More details emerge about proposed downtown data center
About 100 people braved brutal cold temperatures Saturday to learn more about a proposed data center that could one day heat some of their homes.
The meeting, held by Bellwether Public …

(This article has been updated. A previous version misidentified the Saturday event’s hosts.)
About 100 people braved brutal cold temperatures Saturday to learn more about a proposed data center that could one day heat some of their homes.
The meeting was held by the city’s four at-large City Council members and Deep Green, the British company seeking to purchase four parcels of land in the Stadium District for a 24 megawatt data center. The project, marketed as “a different kind of data center,” would donate the heat it generates to the Lansing Board of Water and Light’s downtown heating system. It was facilitated in part by Bellwether Public Relations.
Also, there were representatives from the Lansing Board of Water and Light, the city’s Economic Development and Planning Department, the Lansing Regional Chamber of Commerce and the Lansing Area Economic Partnership.

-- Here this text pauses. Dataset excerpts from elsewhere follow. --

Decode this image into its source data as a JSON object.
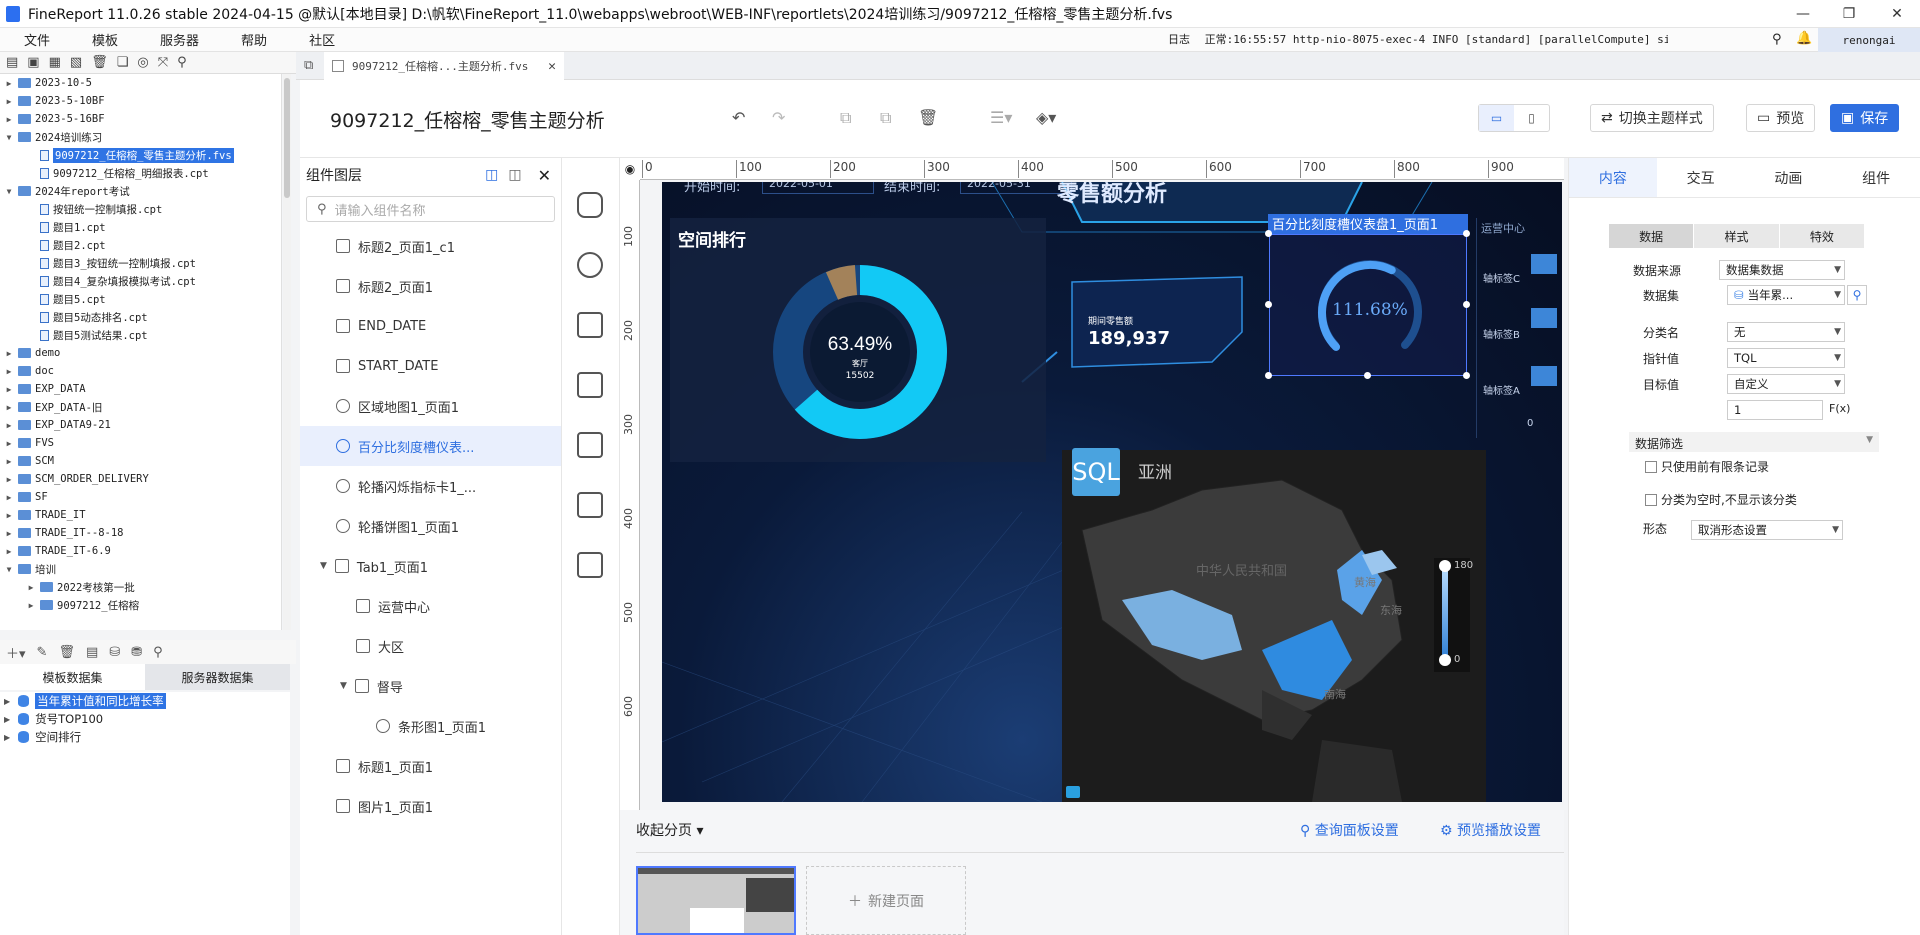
{
  "window": {
    "title": "FineReport 11.0.26 stable 2024-04-15 @默认[本地目录]   D:\\帆软\\FineReport_11.0\\webapps\\webroot\\WEB-INF\\reportlets\\2024培训练习/9097212_任榕榕_零售主题分析.fvs"
  },
  "menu": [
    "文件",
    "模板",
    "服务器",
    "帮助",
    "社区"
  ],
  "status": {
    "log_label": "日志",
    "log_text": "正常:16:55:57 http-nio-8075-exec-4 INFO [standard] [parallelCompute] single compute task s...",
    "user": "renongai"
  },
  "tree": [
    {
      "label": "2023-10-5",
      "level": 0,
      "type": "folder"
    },
    {
      "label": "2023-5-10BF",
      "level": 0,
      "type": "folder"
    },
    {
      "label": "2023-5-16BF",
      "level": 0,
      "type": "folder"
    },
    {
      "label": "2024培训练习",
      "level": 0,
      "type": "folder",
      "open": true
    },
    {
      "label": "9097212_任榕榕_零售主题分析.fvs",
      "level": 1,
      "type": "file",
      "selected": true
    },
    {
      "label": "9097212_任榕榕_明细报表.cpt",
      "level": 1,
      "type": "file"
    },
    {
      "label": "2024年report考试",
      "level": 0,
      "type": "folder",
      "open": true
    },
    {
      "label": "按钮统一控制填报.cpt",
      "level": 1,
      "type": "file"
    },
    {
      "label": "题目1.cpt",
      "level": 1,
      "type": "file"
    },
    {
      "label": "题目2.cpt",
      "level": 1,
      "type": "file"
    },
    {
      "label": "题目3_按钮统一控制填报.cpt",
      "level": 1,
      "type": "file"
    },
    {
      "label": "题目4_复杂填报模拟考试.cpt",
      "level": 1,
      "type": "file"
    },
    {
      "label": "题目5.cpt",
      "level": 1,
      "type": "file"
    },
    {
      "label": "题目5动态排名.cpt",
      "level": 1,
      "type": "file"
    },
    {
      "label": "题目5测试结果.cpt",
      "level": 1,
      "type": "file"
    },
    {
      "label": "demo",
      "level": 0,
      "type": "folder"
    },
    {
      "label": "doc",
      "level": 0,
      "type": "folder"
    },
    {
      "label": "EXP_DATA",
      "level": 0,
      "type": "folder"
    },
    {
      "label": "EXP_DATA-旧",
      "level": 0,
      "type": "folder"
    },
    {
      "label": "EXP_DATA9-21",
      "level": 0,
      "type": "folder"
    },
    {
      "label": "FVS",
      "level": 0,
      "type": "folder"
    },
    {
      "label": "SCM",
      "level": 0,
      "type": "folder"
    },
    {
      "label": "SCM_ORDER_DELIVERY",
      "level": 0,
      "type": "folder"
    },
    {
      "label": "SF",
      "level": 0,
      "type": "folder"
    },
    {
      "label": "TRADE_IT",
      "level": 0,
      "type": "folder"
    },
    {
      "label": "TRADE_IT--8-18",
      "level": 0,
      "type": "folder"
    },
    {
      "label": "TRADE_IT-6.9",
      "level": 0,
      "type": "folder"
    },
    {
      "label": "培训",
      "level": 0,
      "type": "folder",
      "open": true
    },
    {
      "label": "2022考核第一批",
      "level": 1,
      "type": "folder"
    },
    {
      "label": "9097212_任榕榕",
      "level": 1,
      "type": "folder"
    }
  ],
  "ds_tabs": [
    "模板数据集",
    "服务器数据集"
  ],
  "datasets": [
    {
      "label": "当年累计值和同比增长率",
      "selected": true
    },
    {
      "label": "货号TOP100"
    },
    {
      "label": "空间排行"
    }
  ],
  "doc_tab": "9097212_任榕榕...主题分析.fvs",
  "doc_title": "9097212_任榕榕_零售主题分析",
  "toolbar": {
    "switch_theme": "切换主题样式",
    "preview": "预览",
    "save": "保存"
  },
  "layer": {
    "title": "组件图层",
    "search_placeholder": "请输入组件名称",
    "items": [
      {
        "label": "标题2_页面1_c1",
        "icon": "text",
        "indent": 0
      },
      {
        "label": "标题2_页面1",
        "icon": "text",
        "indent": 0
      },
      {
        "label": "END_DATE",
        "icon": "date",
        "indent": 0
      },
      {
        "label": "START_DATE",
        "icon": "date",
        "indent": 0
      },
      {
        "label": "区域地图1_页面1",
        "icon": "chart",
        "indent": 0
      },
      {
        "label": "百分比刻度槽仪表...",
        "icon": "chart",
        "indent": 0,
        "selected": true
      },
      {
        "label": "轮播闪烁指标卡1_...",
        "icon": "chart",
        "indent": 0
      },
      {
        "label": "轮播饼图1_页面1",
        "icon": "chart",
        "indent": 0
      },
      {
        "label": "Tab1_页面1",
        "icon": "tab",
        "indent": 0,
        "toggle": true
      },
      {
        "label": "运营中心",
        "icon": "folder",
        "indent": 1
      },
      {
        "label": "大区",
        "icon": "folder",
        "indent": 1
      },
      {
        "label": "督导",
        "icon": "folder",
        "indent": 1,
        "toggle": true
      },
      {
        "label": "条形图1_页面1",
        "icon": "chart",
        "indent": 2
      },
      {
        "label": "标题1_页面1",
        "icon": "text",
        "indent": 0
      },
      {
        "label": "图片1_页面1",
        "icon": "image",
        "indent": 0
      }
    ]
  },
  "ruler_x": [
    "0",
    "100",
    "200",
    "300",
    "400",
    "500",
    "600",
    "700",
    "800",
    "900"
  ],
  "ruler_y": [
    "100",
    "200",
    "300",
    "400",
    "500",
    "600"
  ],
  "canvas": {
    "header_title": "零售额分析",
    "start_label": "开始时间:",
    "start_value": "2022-05-01",
    "end_label": "结束时间:",
    "end_value": "2022-05-31",
    "rank_title": "空间排行",
    "donut": {
      "percent": "63.49%",
      "label": "客厅",
      "value": "15502",
      "fraction": 0.6349
    },
    "kpi_label": "期间零售额",
    "kpi_value": "189,937",
    "gauge_selected_label": "百分比刻度槽仪表盘1_页面1",
    "gauge_value": "111.68%",
    "gauge_fraction": 0.6,
    "ops_tab": "运营中心",
    "axis_labels": [
      "轴标签C",
      "轴标签B",
      "轴标签A"
    ],
    "axis_zero": "0",
    "map_badge": "SQL",
    "map_title": "亚洲",
    "map_labels": {
      "country": "中华人民共和国",
      "sea1": "黄海",
      "sea2": "东海",
      "sea3": "南海"
    },
    "legend_max": "180",
    "legend_min": "0"
  },
  "pager": {
    "collapse": "收起分页",
    "query_settings": "查询面板设置",
    "preview_settings": "预览播放设置",
    "new_page": "新建页面"
  },
  "props": {
    "tabs": [
      "内容",
      "交互",
      "动画",
      "组件"
    ],
    "subtabs": [
      "数据",
      "样式",
      "特效"
    ],
    "rows": [
      {
        "label": "数据来源",
        "value": "数据集数据"
      },
      {
        "label": "数据集",
        "value": "当年累..."
      },
      {
        "label": "分类名",
        "value": "无"
      },
      {
        "label": "指针值",
        "value": "TQL"
      },
      {
        "label": "目标值",
        "value": "自定义"
      }
    ],
    "target_input": "1",
    "fx": "F(x)",
    "filter_title": "数据筛选",
    "check1": "只使用前有限条记录",
    "check2": "分类为空时,不显示该分类",
    "shape_label": "形态",
    "shape_value": "取消形态设置"
  }
}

The meeting was arranged so residents lined up at several desks to ask questions, which left the crowd’s general stance on the project indecipherable. Residents have voiced overwhelming opposition at previous meetings.
Here are some key takeaways from the Saturday meeting, as well as from a City Council Committee of the Whole meeting on Monday:
8 megawatts of the project’s 24 MW load will be supplied directly from the BWL’s grid at a standard rate of 8 cents per kilowatt, while the remaining 16MW will be supplied by an onsite fuel cell plant, said BWL General Manager Dick Peffley.

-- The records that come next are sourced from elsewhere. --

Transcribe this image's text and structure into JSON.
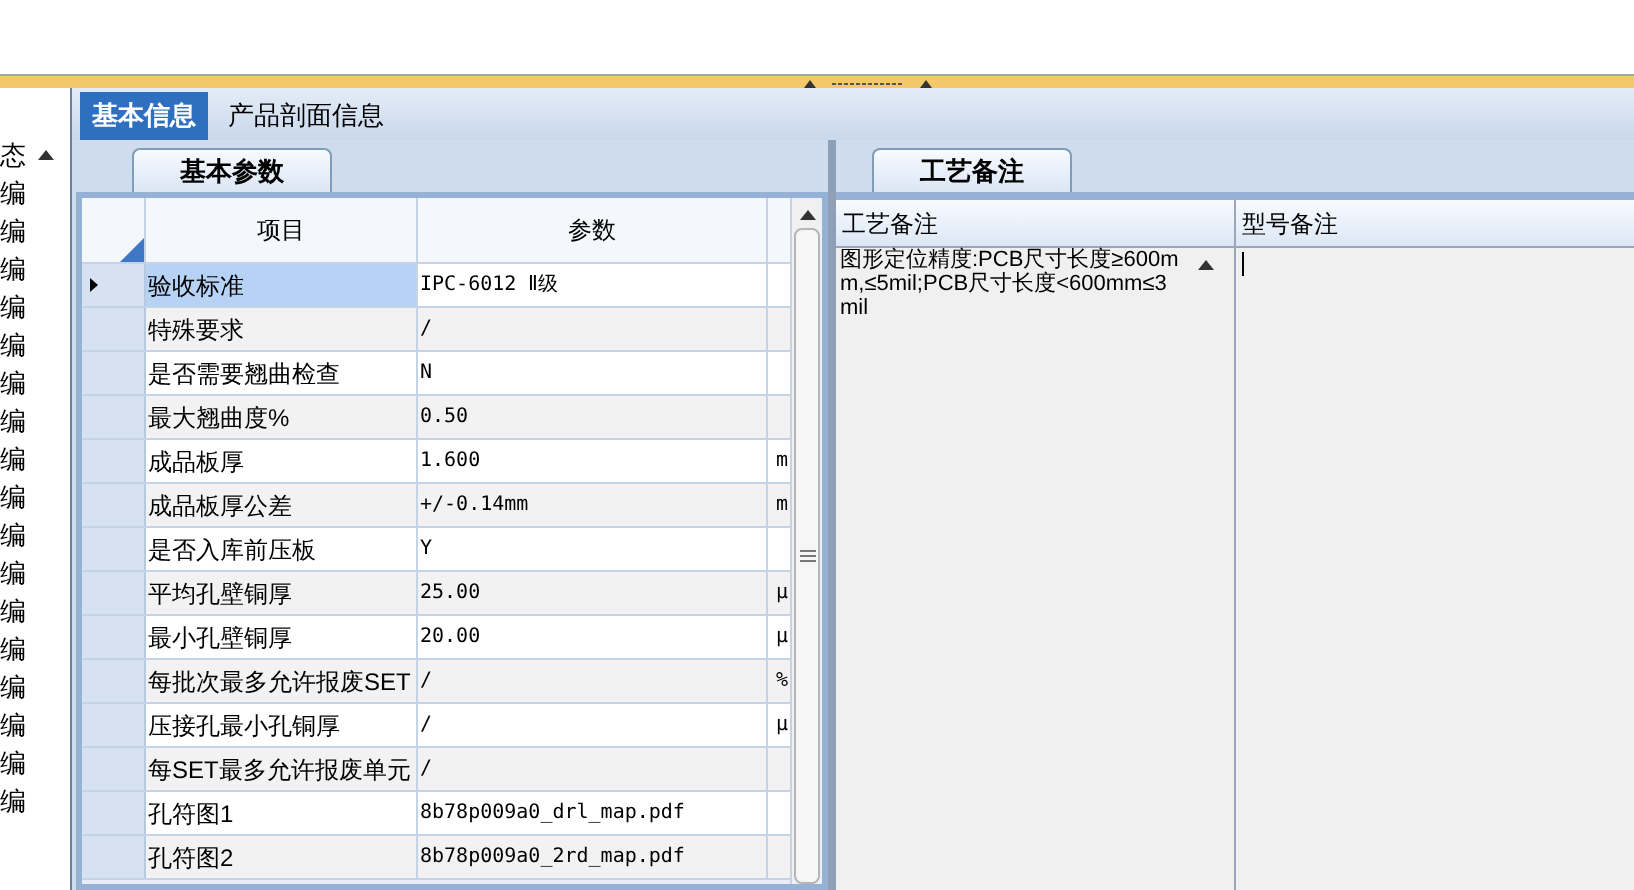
{
  "left_list": {
    "header": "态",
    "items": [
      "编",
      "编",
      "编",
      "编",
      "编",
      "编",
      "编",
      "编",
      "编",
      "编",
      "编",
      "编",
      "编",
      "编",
      "编",
      "编",
      "编"
    ]
  },
  "tabs": [
    {
      "label": "基本信息",
      "selected": true
    },
    {
      "label": "产品剖面信息",
      "selected": false
    }
  ],
  "params": {
    "tab": "基本参数",
    "columns": [
      "项目",
      "参数"
    ],
    "rows": [
      {
        "item": "验收标准",
        "value": "IPC-6012 Ⅱ级",
        "unit": "",
        "selected": true
      },
      {
        "item": "特殊要求",
        "value": "/",
        "unit": "",
        "selected": false
      },
      {
        "item": "是否需要翘曲检查",
        "value": "N",
        "unit": "",
        "selected": false
      },
      {
        "item": "最大翘曲度%",
        "value": "0.50",
        "unit": "",
        "selected": false
      },
      {
        "item": "成品板厚",
        "value": "1.600",
        "unit": "m",
        "selected": false
      },
      {
        "item": "成品板厚公差",
        "value": "+/-0.14mm",
        "unit": "m",
        "selected": false
      },
      {
        "item": "是否入库前压板",
        "value": "Y",
        "unit": "",
        "selected": false
      },
      {
        "item": "平均孔壁铜厚",
        "value": "25.00",
        "unit": "μ",
        "selected": false
      },
      {
        "item": "最小孔壁铜厚",
        "value": "20.00",
        "unit": "μ",
        "selected": false
      },
      {
        "item": "每批次最多允许报废SET",
        "value": "/",
        "unit": "%",
        "selected": false
      },
      {
        "item": "压接孔最小孔铜厚",
        "value": "/",
        "unit": "μ",
        "selected": false
      },
      {
        "item": "每SET最多允许报废单元",
        "value": "/",
        "unit": "",
        "selected": false
      },
      {
        "item": "孔符图1",
        "value": "8b78p009a0_drl_map.pdf",
        "unit": "",
        "selected": false
      },
      {
        "item": "孔符图2",
        "value": "8b78p009a0_2rd_map.pdf",
        "unit": "",
        "selected": false
      }
    ]
  },
  "notes": {
    "tab": "工艺备注",
    "columns": [
      "工艺备注",
      "型号备注"
    ],
    "process_note": "图形定位精度:PCB尺寸长度≥600mm,≤5mil;PCB尺寸长度<600mm≤3mil"
  }
}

That fuel cell plant would be owned and operated by the BWL, but Deep Green will pay for the entire facility. That means if Deep Green stopped sourcing its electricity from the BWL, the BWL would keep the plant. The cost that Deep Green will pay for electricity generated by that fuel cell plant is not yet clear.
Fuel cells are not designated as clean energy in Michigan, in part because there are no fuel cell plants in the state.

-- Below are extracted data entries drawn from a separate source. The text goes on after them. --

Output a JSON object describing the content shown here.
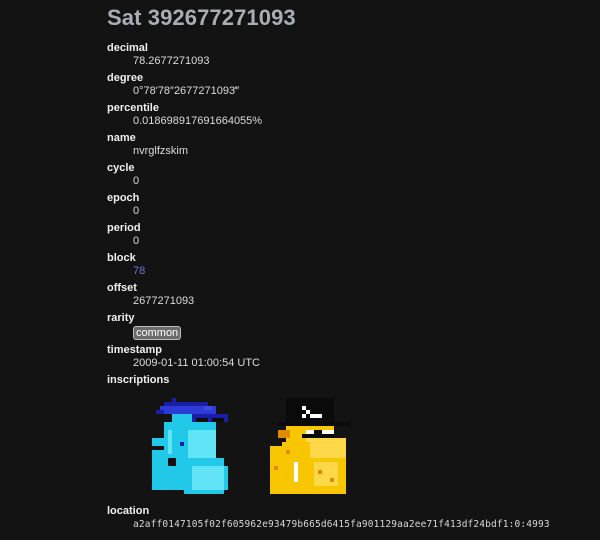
{
  "page": {
    "title": "Sat 392677271093"
  },
  "properties": [
    {
      "key": "decimal",
      "label": "decimal",
      "value": "78.2677271093"
    },
    {
      "key": "degree",
      "label": "degree",
      "value": "0°78′78″2677271093‴"
    },
    {
      "key": "percentile",
      "label": "percentile",
      "value": "0.018698917691664055%"
    },
    {
      "key": "name",
      "label": "name",
      "value": "nvrglfzskim"
    },
    {
      "key": "cycle",
      "label": "cycle",
      "value": "0"
    },
    {
      "key": "epoch",
      "label": "epoch",
      "value": "0"
    },
    {
      "key": "period",
      "label": "period",
      "value": "0"
    },
    {
      "key": "block",
      "label": "block",
      "value": "78"
    },
    {
      "key": "offset",
      "label": "offset",
      "value": "2677271093"
    },
    {
      "key": "rarity",
      "label": "rarity",
      "value": "common"
    },
    {
      "key": "timestamp",
      "label": "timestamp",
      "value": "2009-01-11 01:00:54 UTC"
    }
  ],
  "inscriptions": {
    "label": "inscriptions",
    "items": [
      {
        "name": "inscription-thumbnail-blue-character",
        "palette": [
          "#1a1fa8",
          "#2f3bd6",
          "#22c8e8",
          "#5fe3f5",
          "#0d0d0d"
        ]
      },
      {
        "name": "inscription-thumbnail-yellow-character",
        "palette": [
          "#0a0a0a",
          "#ffffff",
          "#f7c600",
          "#ffd84a",
          "#e08a00"
        ]
      }
    ]
  },
  "location": {
    "label": "location",
    "value": "a2aff0147105f02f605962e93479b665d6415fa901129aa2ee71f413df24bdf1:0:4993"
  },
  "colors": {
    "background": "#131313",
    "title": "#a8adb6",
    "link": "#6f75d8",
    "badge": "#6b6b6b"
  }
}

The heat donated by the data center, with most coming from the fuel cell plant, would be used year-round, not just during the cold season, including by industrial customers in the summer.
The water pipes feeding the data center would be similar in size to a fast-food restaurant’s pipes, which Peffley said would lead to similar water usage.
One of two votes the City Council will make, as early as Feb. 23, is whether to allow a conditional rezoning of the proposed site, which is currently a parking lot, from “downtown core” to “industrial.” Zoning administrator Sue Stachowiak said that means other industries could not operate a different industrial facility on the land, but there are no conditions tied to the heat reuse component or Deep Green operating it specifically.